Изменить стиль страницы

- Нет, не совершу... наверное, - слегка улыбается директор школы. - Но, понимаете, я никогда и не предполагал, что это настолько соблазнительно. И как просто оказаться в ситуации, когда сначала крадешь булочку, а в результате попыток прикрыть хвост тебя расстреливают за массовое убийство. Мне нужно было позвонить домой - и я... я же сказал, что мне надо укладывать младенца. Прикрылся молодым человеком...

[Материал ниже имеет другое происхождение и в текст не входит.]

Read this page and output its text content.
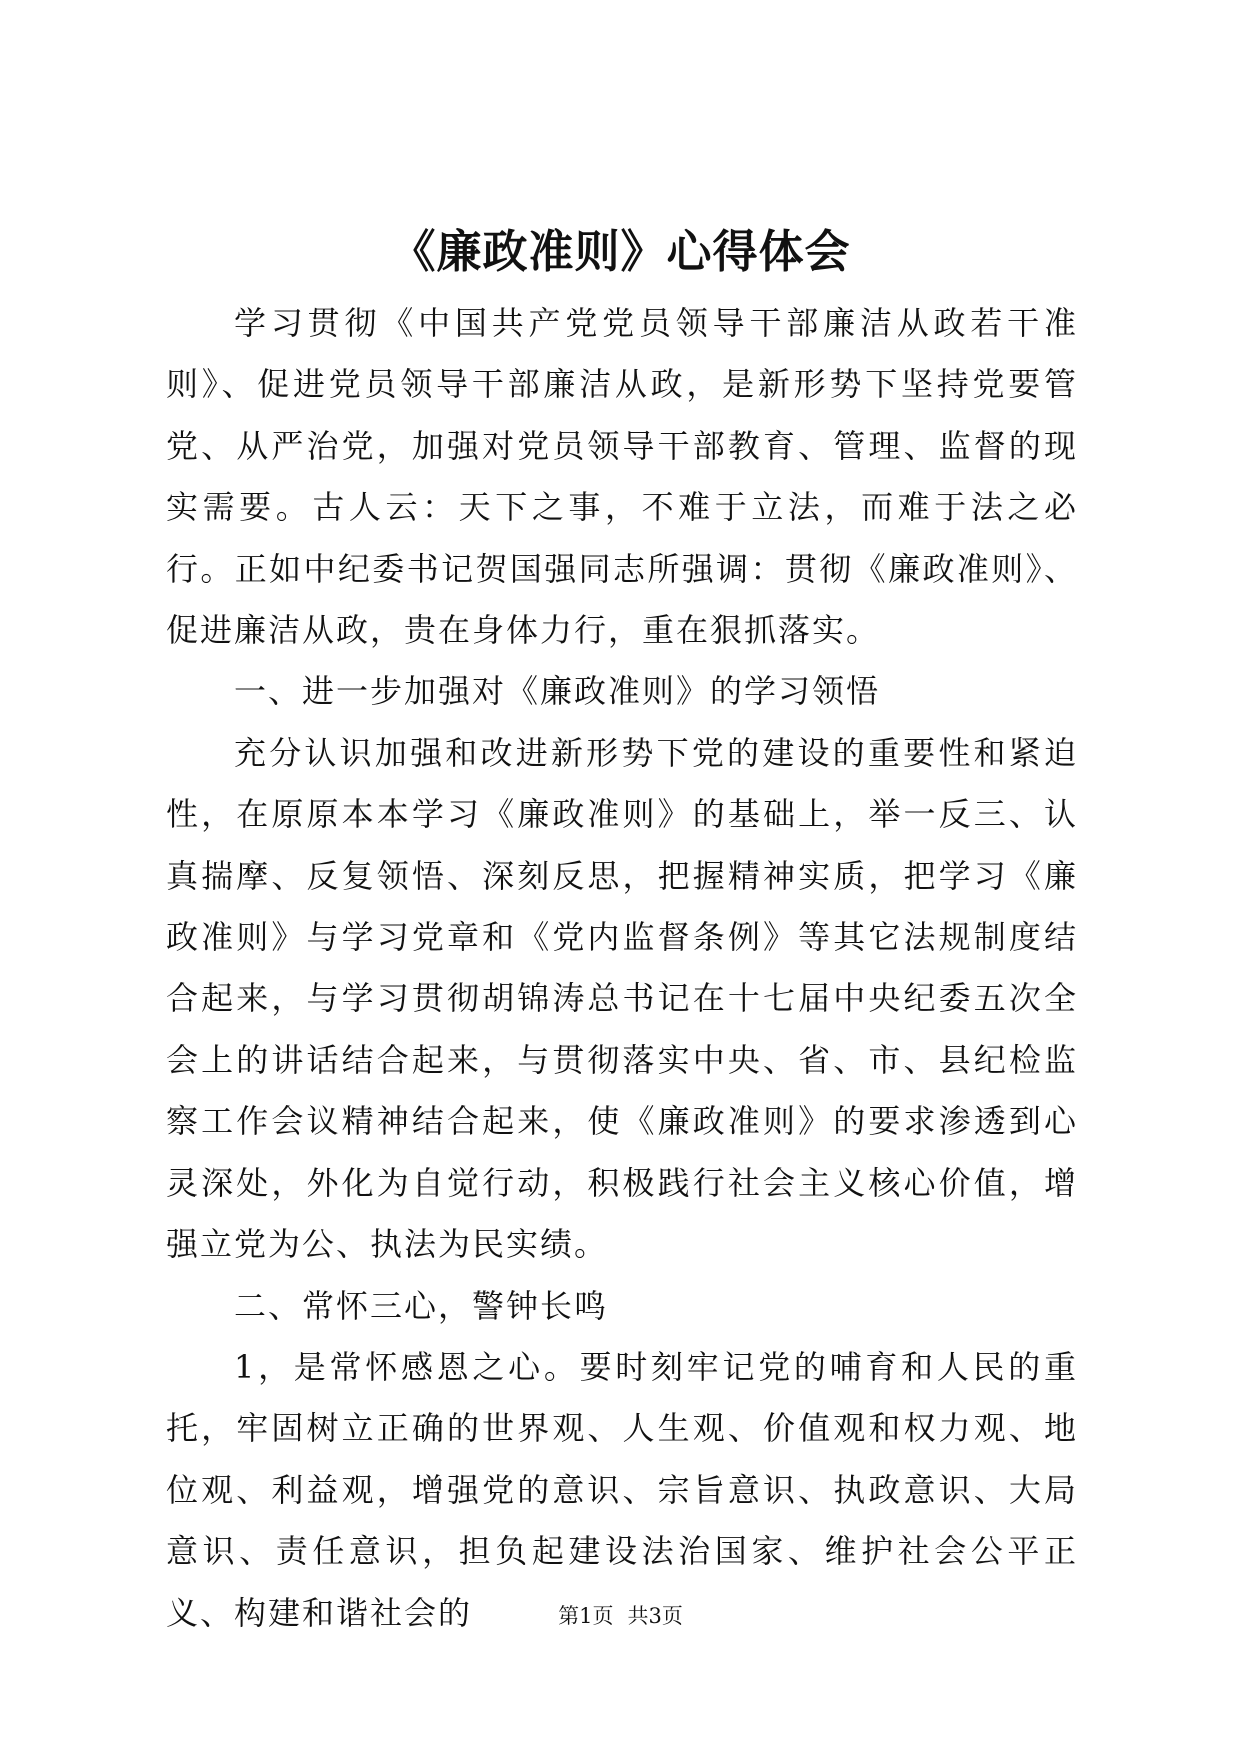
《廉政准则》心得体会

学习贯彻《中国共产党党员领导干部廉洁从政若干准则》、促进党员领导干部廉洁从政，是新形势下坚持党要管党、从严治党，加强对党员领导干部教育、管理、监督的现实需要。古人云：天下之事，不难于立法，而难于法之必行。正如中纪委书记贺国强同志所强调：贯彻《廉政准则》、促进廉洁从政，贵在身体力行，重在狠抓落实。

一、进一步加强对《廉政准则》的学习领悟

充分认识加强和改进新形势下党的建设的重要性和紧迫性，在原原本本学习《廉政准则》的基础上，举一反三、认真揣摩、反复领悟、深刻反思，把握精神实质，把学习《廉政准则》与学习党章和《党内监督条例》等其它法规制度结合起来，与学习贯彻胡锦涛总书记在十七届中央纪委五次全会上的讲话结合起来，与贯彻落实中央、省、市、县纪检监察工作会议精神结合起来，使《廉政准则》的要求渗透到心灵深处，外化为自觉行动，积极践行社会主义核心价值，增强立党为公、执法为民实绩。

二、常怀三心，警钟长鸣

1，是常怀感恩之心。要时刻牢记党的哺育和人民的重托，牢固树立正确的世界观、人生观、价值观和权力观、地位观、利益观，增强党的意识、宗旨意识、执政意识、大局意识、责任意识，担负起建设法治国家、维护社会公平正义、构建和谐社会的	第1页 共3页
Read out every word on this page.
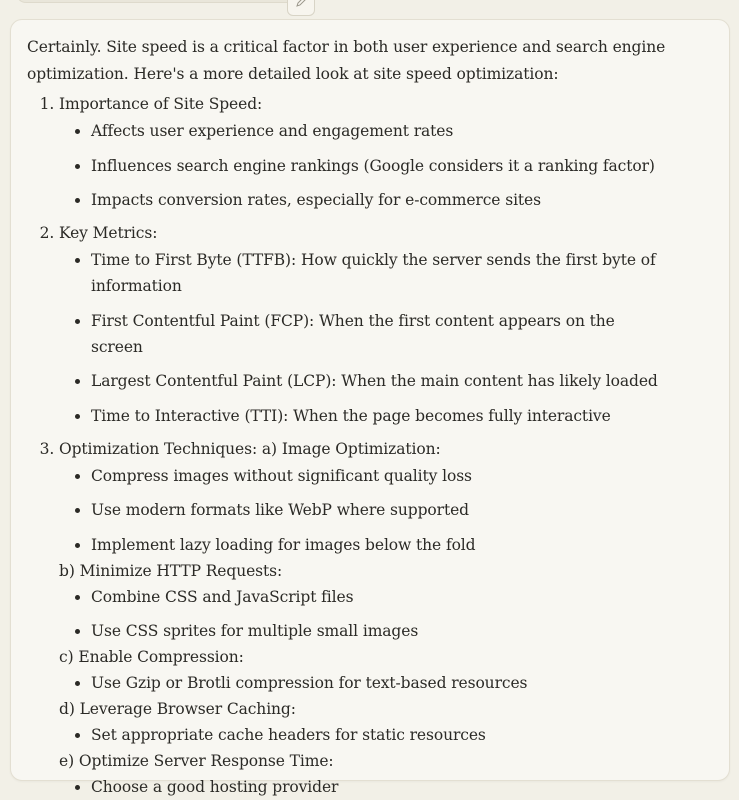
Certainly. Site speed is a critical factor in both user experience and search engine optimization. Here's a more detailed look at site speed optimization:

1. Importance of Site Speed:
• Affects user experience and engagement rates
• Influences search engine rankings (Google considers it a ranking factor)
• Impacts conversion rates, especially for e-commerce sites
2. Key Metrics:
• Time to First Byte (TTFB): How quickly the server sends the first byte of information
• First Contentful Paint (FCP): When the first content appears on the screen
• Largest Contentful Paint (LCP): When the main content has likely loaded
• Time to Interactive (TTI): When the page becomes fully interactive
3. Optimization Techniques: a) Image Optimization:
• Compress images without significant quality loss
• Use modern formats like WebP where supported
• Implement lazy loading for images below the fold
b) Minimize HTTP Requests:
• Combine CSS and JavaScript files
• Use CSS sprites for multiple small images
c) Enable Compression:
• Use Gzip or Brotli compression for text-based resources
d) Leverage Browser Caching:
• Set appropriate cache headers for static resources
e) Optimize Server Response Time:
• Choose a good hosting provider
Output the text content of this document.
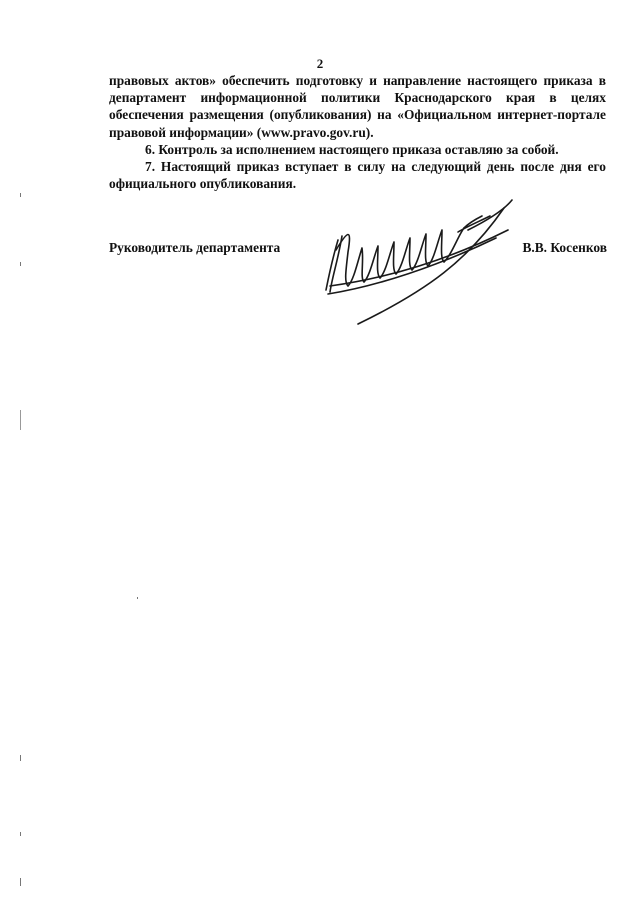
2

правовых актов» обеспечить подготовку и направление настоящего приказа в департамент информационной политики Краснодарского края в целях обеспечения размещения (опубликования) на «Официальном интернет-портале правовой информации» (www.pravo.gov.ru).

6. Контроль за исполнением настоящего приказа оставляю за собой.

7. Настоящий приказ вступает в силу на следующий день после дня его официального опубликования.

Руководитель департамента	В.В. Косенков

Позвонил домой... я так и предполагал. Он позвонил домой и сказал, что намерен защищать себя и "своего придурка". И, видимо, высказался очень убедительно. Но вместо того, чтобы спрятаться, родня кинулась предупреждать союзников и принимать ответные меры. Так что когда госпожа Фиц-Джеральд добралась до Комитета, там уже наверняка были обеспокоены общим внезапным шевелением - и решили, что против них готовят путч. И прыгнули сами, на опережение. Честное слово, если бы господин директор и госпожа наблюдатель сделали это намеренно, это была бы блестящая операция. Не вполне своевременная, совершенно неэтичная, но блестящая. И Совет ее так и расценит. Три телефонных разговора, ни слова лжи... а число игроков на поле сократилось на четверть, если не на треть.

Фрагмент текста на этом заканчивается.